# Dales recommendation please



## Kelcat (Apr 20, 2008)

Hi All,
I'd like a recommendation for a nice weekend site in the Dales.
NOT THE HILL INN as we've stayed there & like it already  

We are after:
Good walking location
Good pub / food ( must like dogs)
not too noisy

thanks

Kel & Cat & Pushka


----------



## greenasthegrass (Oct 27, 2007)

We are going to Leyburn this weekend on a CS or CL whichever they are called with C&CC - its a farm right in the centre wanted to go to Forbidden Corner but blinking thing is closed.

So can't tell you what its like yet (the site) but Leyburn is lovely and very dog friendly!

Greenie


----------



## Grizzly (May 9, 2005)

We liked:

CC Wharfedale

Very peaceful, lots of walks, a good pub - though I don't know their policy on dogs and a friendly site.

G

Stop Press; I've just looked for the link to the pub near the entrance to the site to see if it gave any idea about dogs and found this:

http://www.gamekeeperinn.co.uk/

It has ceased trading !

G


----------



## Broom (Oct 8, 2007)

Hi Kelcat

Grizzly has it my favourite local site CC Wharfedale, look on the map its like a clover leaf of walks.

Sorry Janet only one walk from Leyburn.

Best Regards
Broom


----------



## trevorf (May 16, 2005)

Try the CL site at Settle, Quiet farm site with hardstandings 5 mins walk from town centre. Loads of good pubs. Get the bus to Malham and walk back via Malham cove. Train station is even closer than the town, ride into Skipton or Carlisle via Ribbleshead viaduct.

Strid wood CC site is nice but a long walk from any pub or village!

Grizzly, gutted out the Gamekeeper closing, we have enjoyed good meals and ale there in the past   

Trevor


----------



## greenasthegrass (Oct 27, 2007)

oooh didn't know it was a competition but am only a novice. Shall go to others as well - good post Kelcat!

Brooooom -------------one walk is enough!

Greenie :lol: :lol:


----------



## Kelcat (Apr 20, 2008)

More please.... :lol:


----------



## buffallobill (Sep 28, 2007)

Kelcat said:


> More please.... :lol:


 the black swan , at fearby near masham, www.blackswanholiday.co.uk
campsite behind pub, showers toilets, ehu more info on web site.
very obliging landlord.


----------



## 113044 (Jun 6, 2008)

High Laning farm in Dent,, river-side walks from the site and hill walks in every direction and choice of pubs within three hundred yards,,,,,,,, and some other sites outside the village and along the valley.

Hawes,, several sites around this bustling little township,,,pubs, a few nice little shops,, nice chip shop


----------



## Alfa_Scud (Sep 27, 2006)

Well I'll second Boyo's High Laning at Dent, a cracking site in a superb spot. Only problem being it is all grass, albeit with matting underneath so you need to be careful in this weather!

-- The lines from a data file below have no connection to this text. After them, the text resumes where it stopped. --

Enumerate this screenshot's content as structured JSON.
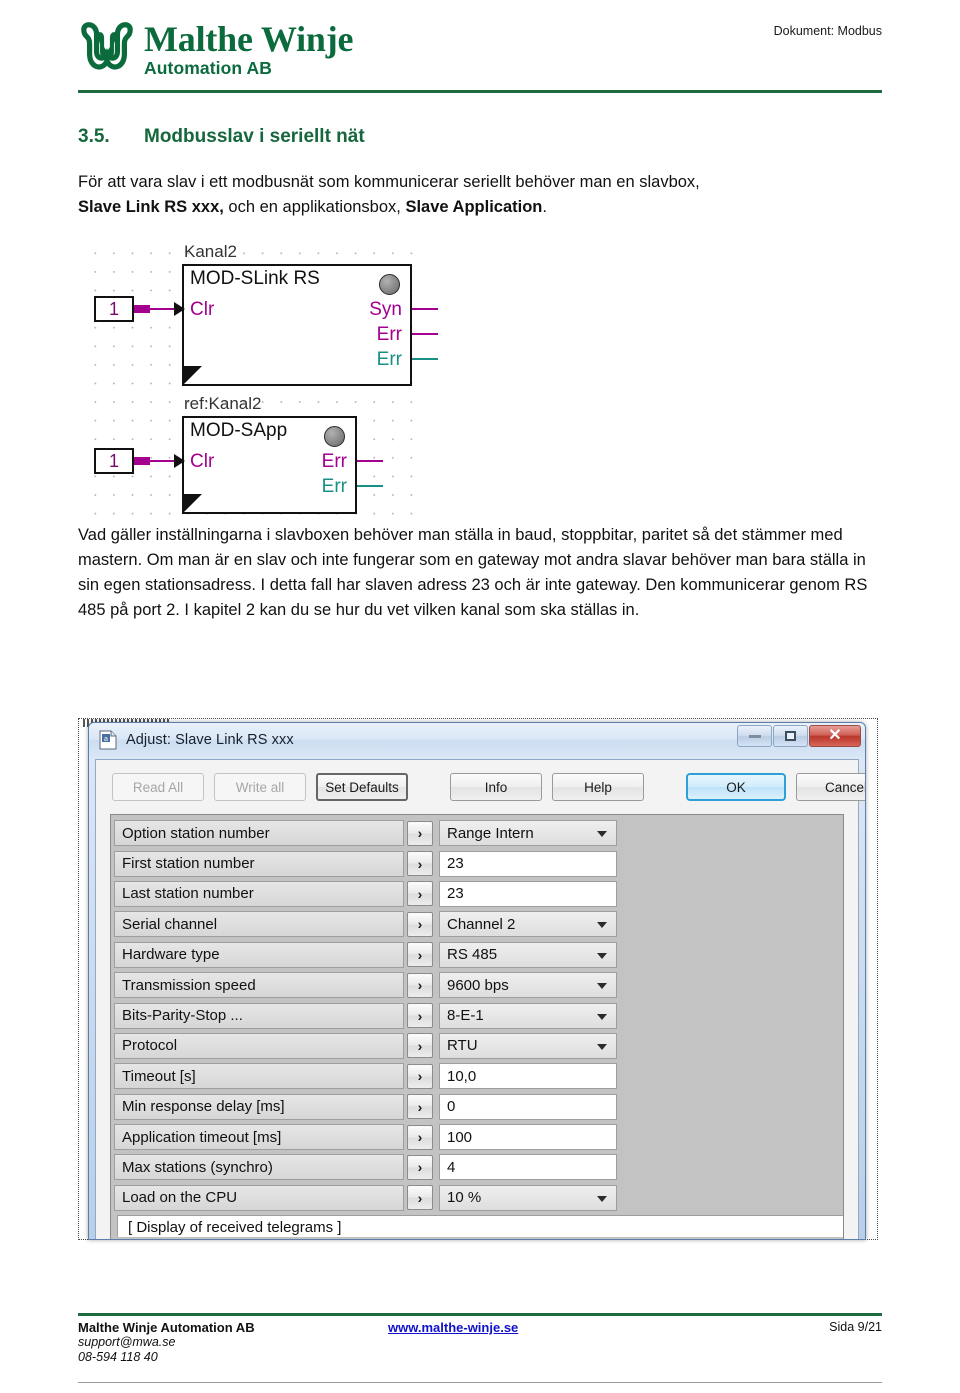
{
  "header": {
    "logo_title": "Malthe Winje",
    "logo_subtitle": "Automation AB",
    "document_label": "Dokument: Modbus",
    "brand_color": "#0c6b3d"
  },
  "section": {
    "number": "3.5.",
    "heading": "Modbusslav i seriellt nät",
    "heading_color": "#16673c"
  },
  "intro": {
    "line1": "För att vara slav i ett modbusnät som kommunicerar seriellt behöver man en slavbox,",
    "bold1": "Slave Link RS xxx,",
    "mid1": " och en applikationsbox, ",
    "bold2": "Slave Application",
    "end1": "."
  },
  "diagram": {
    "block1": {
      "title": "Kanal2",
      "name": "MOD-SLink RS",
      "input_const": "1",
      "input_port": "Clr",
      "outputs": [
        {
          "label": "Syn",
          "color": "#a3008f"
        },
        {
          "label": "Err",
          "color": "#a3008f"
        },
        {
          "label": "Err",
          "color": "#1a8f86"
        }
      ]
    },
    "block2": {
      "title": "ref:Kanal2",
      "name": "MOD-SApp",
      "input_const": "1",
      "input_port": "Clr",
      "outputs": [
        {
          "label": "Err",
          "color": "#a3008f"
        },
        {
          "label": "Err",
          "color": "#1a8f86"
        }
      ]
    }
  },
  "body": {
    "paragraph": "Vad gäller inställningarna i slavboxen behöver man ställa in baud, stoppbitar, paritet så det stämmer med mastern. Om man är en slav och inte fungerar som en gateway mot andra slavar behöver man bara ställa in sin egen stationsadress. I detta fall har slaven adress 23 och är inte gateway. Den kommunicerar genom RS 485 på port 2. I kapitel 2 kan du se hur du vet vilken kanal som ska ställas in."
  },
  "dialog": {
    "title": "Adjust: Slave Link RS xxx",
    "window_controls": {
      "minimize": "–",
      "maximize": "□",
      "close": "✕"
    },
    "toolbar": [
      {
        "label": "Read All",
        "state": "disabled"
      },
      {
        "label": "Write all",
        "state": "disabled"
      },
      {
        "label": "Set Defaults",
        "state": "default"
      },
      {
        "label": "Info",
        "state": "normal"
      },
      {
        "label": "Help",
        "state": "normal"
      },
      {
        "label": "OK",
        "state": "primary"
      },
      {
        "label": "Cancel",
        "state": "normal"
      }
    ],
    "settings": [
      {
        "label": "Option station number",
        "value": "Range Intern",
        "type": "combo",
        "expander": "›"
      },
      {
        "label": "First station number",
        "value": "23",
        "type": "text",
        "expander": "›"
      },
      {
        "label": "Last station number",
        "value": "23",
        "type": "text",
        "expander": "›"
      },
      {
        "label": "Serial channel",
        "value": "Channel 2",
        "type": "combo",
        "expander": "›"
      },
      {
        "label": "Hardware type",
        "value": "RS 485",
        "type": "combo",
        "expander": "›"
      },
      {
        "label": "Transmission speed",
        "value": "9600 bps",
        "type": "combo",
        "expander": "›"
      },
      {
        "label": "Bits-Parity-Stop ...",
        "value": "8-E-1",
        "type": "combo",
        "expander": "›"
      },
      {
        "label": "Protocol",
        "value": "RTU",
        "type": "combo",
        "expander": "›"
      },
      {
        "label": "Timeout [s]",
        "value": "10,0",
        "type": "text",
        "expander": "›"
      },
      {
        "label": "Min response delay [ms]",
        "value": "0",
        "type": "text",
        "expander": "›"
      },
      {
        "label": "Application timeout [ms]",
        "value": "100",
        "type": "text",
        "expander": "›"
      },
      {
        "label": "Max stations (synchro)",
        "value": "4",
        "type": "text",
        "expander": "›"
      },
      {
        "label": "Load on the CPU",
        "value": "10 %",
        "type": "combo",
        "expander": "›"
      }
    ],
    "clipped_row": "[ Display of received telegrams ]"
  },
  "footer": {
    "company": "Malthe Winje Automation AB",
    "email": "support@mwa.se",
    "phone": "08-594 118 40",
    "website": "www.malthe-winje.se",
    "page": "Sida 9/21"
  }
}
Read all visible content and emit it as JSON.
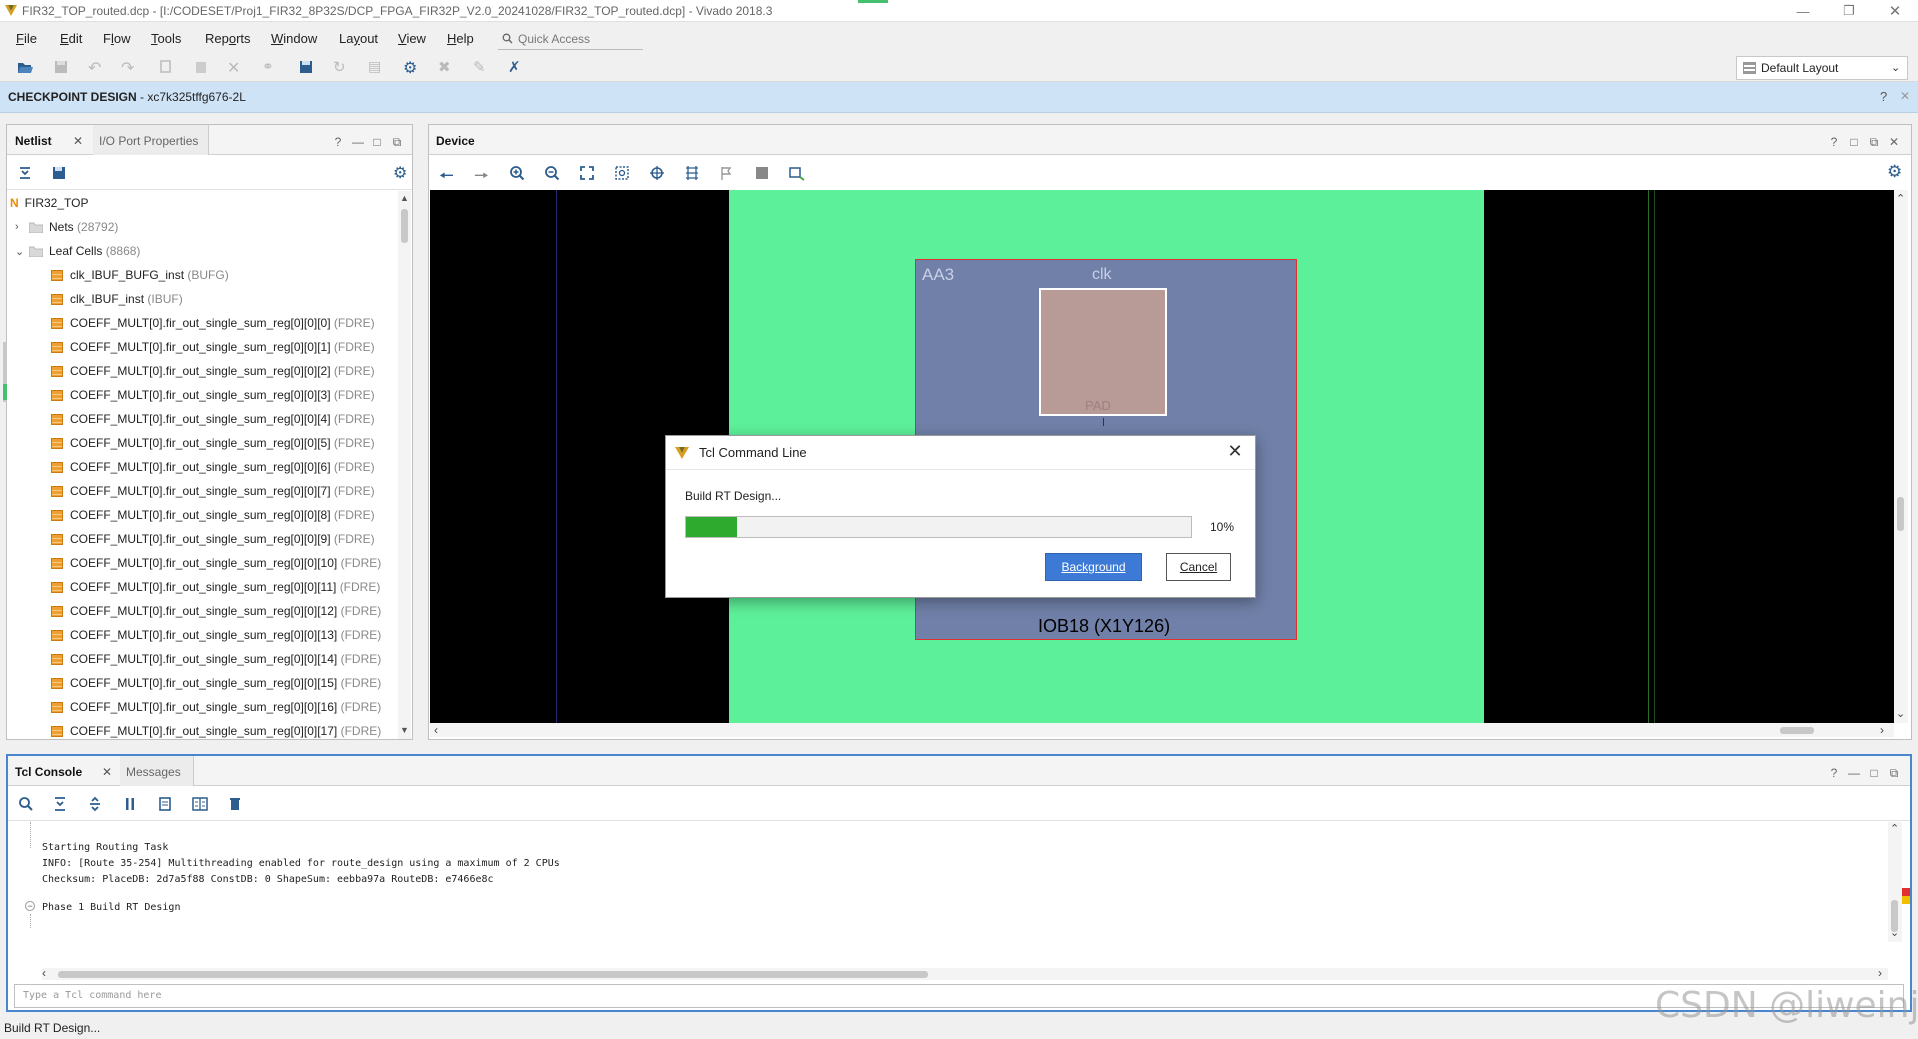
{
  "window": {
    "title": "FIR32_TOP_routed.dcp - [I:/CODESET/Proj1_FIR32_8P32S/DCP_FPGA_FIR32P_V2.0_20241028/FIR32_TOP_routed.dcp] - Vivado 2018.3",
    "controls": [
      "minimize-icon",
      "restore-icon",
      "close-icon"
    ]
  },
  "menu": {
    "items": [
      {
        "pre": "",
        "ul": "F",
        "post": "ile"
      },
      {
        "pre": "",
        "ul": "E",
        "post": "dit"
      },
      {
        "pre": "F",
        "ul": "l",
        "post": "ow"
      },
      {
        "pre": "",
        "ul": "T",
        "post": "ools"
      },
      {
        "pre": "Rep",
        "ul": "o",
        "post": "rts"
      },
      {
        "pre": "",
        "ul": "W",
        "post": "indow"
      },
      {
        "pre": "La",
        "ul": "y",
        "post": "out"
      },
      {
        "pre": "",
        "ul": "V",
        "post": "iew"
      },
      {
        "pre": "",
        "ul": "H",
        "post": "elp"
      }
    ],
    "quick_access_placeholder": "Quick Access"
  },
  "toolbar": {
    "layout_select": "Default Layout"
  },
  "banner": {
    "label": "CHECKPOINT DESIGN",
    "part": " - xc7k325tffg676-2L"
  },
  "netlist_panel": {
    "tabs": [
      "Netlist",
      "I/O Port Properties"
    ],
    "root": "FIR32_TOP",
    "nets_label": "Nets",
    "nets_count": "(28792)",
    "leaf_label": "Leaf Cells",
    "leaf_count": "(8868)",
    "cells": [
      {
        "name": "clk_IBUF_BUFG_inst",
        "type": "(BUFG)"
      },
      {
        "name": "clk_IBUF_inst",
        "type": "(IBUF)"
      },
      {
        "name": "COEFF_MULT[0].fir_out_single_sum_reg[0][0][0]",
        "type": "(FDRE)"
      },
      {
        "name": "COEFF_MULT[0].fir_out_single_sum_reg[0][0][1]",
        "type": "(FDRE)"
      },
      {
        "name": "COEFF_MULT[0].fir_out_single_sum_reg[0][0][2]",
        "type": "(FDRE)"
      },
      {
        "name": "COEFF_MULT[0].fir_out_single_sum_reg[0][0][3]",
        "type": "(FDRE)"
      },
      {
        "name": "COEFF_MULT[0].fir_out_single_sum_reg[0][0][4]",
        "type": "(FDRE)"
      },
      {
        "name": "COEFF_MULT[0].fir_out_single_sum_reg[0][0][5]",
        "type": "(FDRE)"
      },
      {
        "name": "COEFF_MULT[0].fir_out_single_sum_reg[0][0][6]",
        "type": "(FDRE)"
      },
      {
        "name": "COEFF_MULT[0].fir_out_single_sum_reg[0][0][7]",
        "type": "(FDRE)"
      },
      {
        "name": "COEFF_MULT[0].fir_out_single_sum_reg[0][0][8]",
        "type": "(FDRE)"
      },
      {
        "name": "COEFF_MULT[0].fir_out_single_sum_reg[0][0][9]",
        "type": "(FDRE)"
      },
      {
        "name": "COEFF_MULT[0].fir_out_single_sum_reg[0][0][10]",
        "type": "(FDRE)"
      },
      {
        "name": "COEFF_MULT[0].fir_out_single_sum_reg[0][0][11]",
        "type": "(FDRE)"
      },
      {
        "name": "COEFF_MULT[0].fir_out_single_sum_reg[0][0][12]",
        "type": "(FDRE)"
      },
      {
        "name": "COEFF_MULT[0].fir_out_single_sum_reg[0][0][13]",
        "type": "(FDRE)"
      },
      {
        "name": "COEFF_MULT[0].fir_out_single_sum_reg[0][0][14]",
        "type": "(FDRE)"
      },
      {
        "name": "COEFF_MULT[0].fir_out_single_sum_reg[0][0][15]",
        "type": "(FDRE)"
      },
      {
        "name": "COEFF_MULT[0].fir_out_single_sum_reg[0][0][16]",
        "type": "(FDRE)"
      },
      {
        "name": "COEFF_MULT[0].fir_out_single_sum_reg[0][0][17]",
        "type": "(FDRE)"
      }
    ]
  },
  "device_panel": {
    "title": "Device",
    "site_label": "AA3",
    "pad_net": "clk",
    "pad_label": "PAD",
    "iob_label": "IOB18 (X1Y126)"
  },
  "console_panel": {
    "tabs": [
      "Tcl Console",
      "Messages"
    ],
    "lines": [
      "Starting Routing Task",
      "INFO: [Route 35-254] Multithreading enabled for route_design using a maximum of 2 CPUs",
      "Checksum: PlaceDB: 2d7a5f88 ConstDB: 0 ShapeSum: eebba97a RouteDB: e7466e8c",
      "",
      "Phase 1 Build RT Design"
    ],
    "input_placeholder": "Type a Tcl command here"
  },
  "dialog": {
    "title": "Tcl Command Line",
    "message": "Build RT Design...",
    "progress": 0.1,
    "percent_text": "10%",
    "background_button": "Background",
    "cancel_button": "Cancel"
  },
  "status": {
    "text": "Build RT Design..."
  },
  "watermark": "CSDN @liweinjit",
  "colors": {
    "accent": "#3d7ad6",
    "progress": "#2eaa2e",
    "device_bg": "#5df09a",
    "iob_block": "#7080a8",
    "pad": "#b89a96",
    "banner": "#cfe3f7"
  }
}
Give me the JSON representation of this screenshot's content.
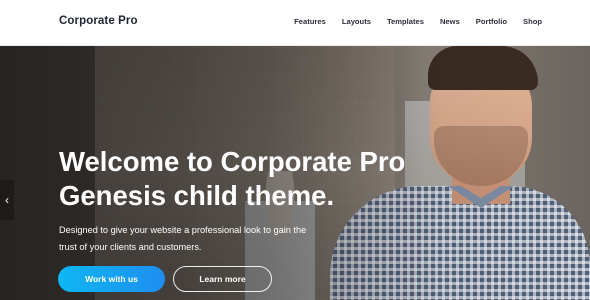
{
  "site": {
    "logo": "Corporate Pro"
  },
  "nav": {
    "items": [
      {
        "label": "Features"
      },
      {
        "label": "Layouts"
      },
      {
        "label": "Templates"
      },
      {
        "label": "News"
      },
      {
        "label": "Portfolio"
      },
      {
        "label": "Shop"
      }
    ]
  },
  "hero": {
    "headline_line1": "Welcome to Corporate Pro",
    "headline_line2": "Genesis child theme.",
    "sub_line1": "Designed to give your website a professional look to gain the",
    "sub_line2": "trust of your clients and customers.",
    "primary_button": "Work with us",
    "secondary_button": "Learn more",
    "prev_arrow": "‹"
  },
  "colors": {
    "accent_start": "#0db7f2",
    "accent_end": "#1f8ef0",
    "text_dark": "#1f2430"
  },
  "icons": {
    "prev": "chevron-left-icon"
  }
}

Also try WoodEnd campsite at Austwick, about 1 mile from the village itself, but straight into the fields & onto the footpaths to Clapham, Horton in Ribblesdale etc.

And there's also Knight Stainforth site at Stainforth, about a 3 mile riverside walk to Settle & 1/2 mile to Stainforth itself for the pub!


----------



## barryd (May 9, 2008)

*Aysgarth*

If you fancy a free night there are a couple of spots at Aysgarth falls. I believe you can park at the pub if you ask permission but we stopped one night here and it was lovely.

http://www.wildcamping.co.uk/forums/showthread.php?t=5323

Have a great time!
Barry


----------



## cravenoxav (Nov 12, 2008)

*old station at masham*

just outside masham less than a mile. has its own cafe / restaurant on site too....


----------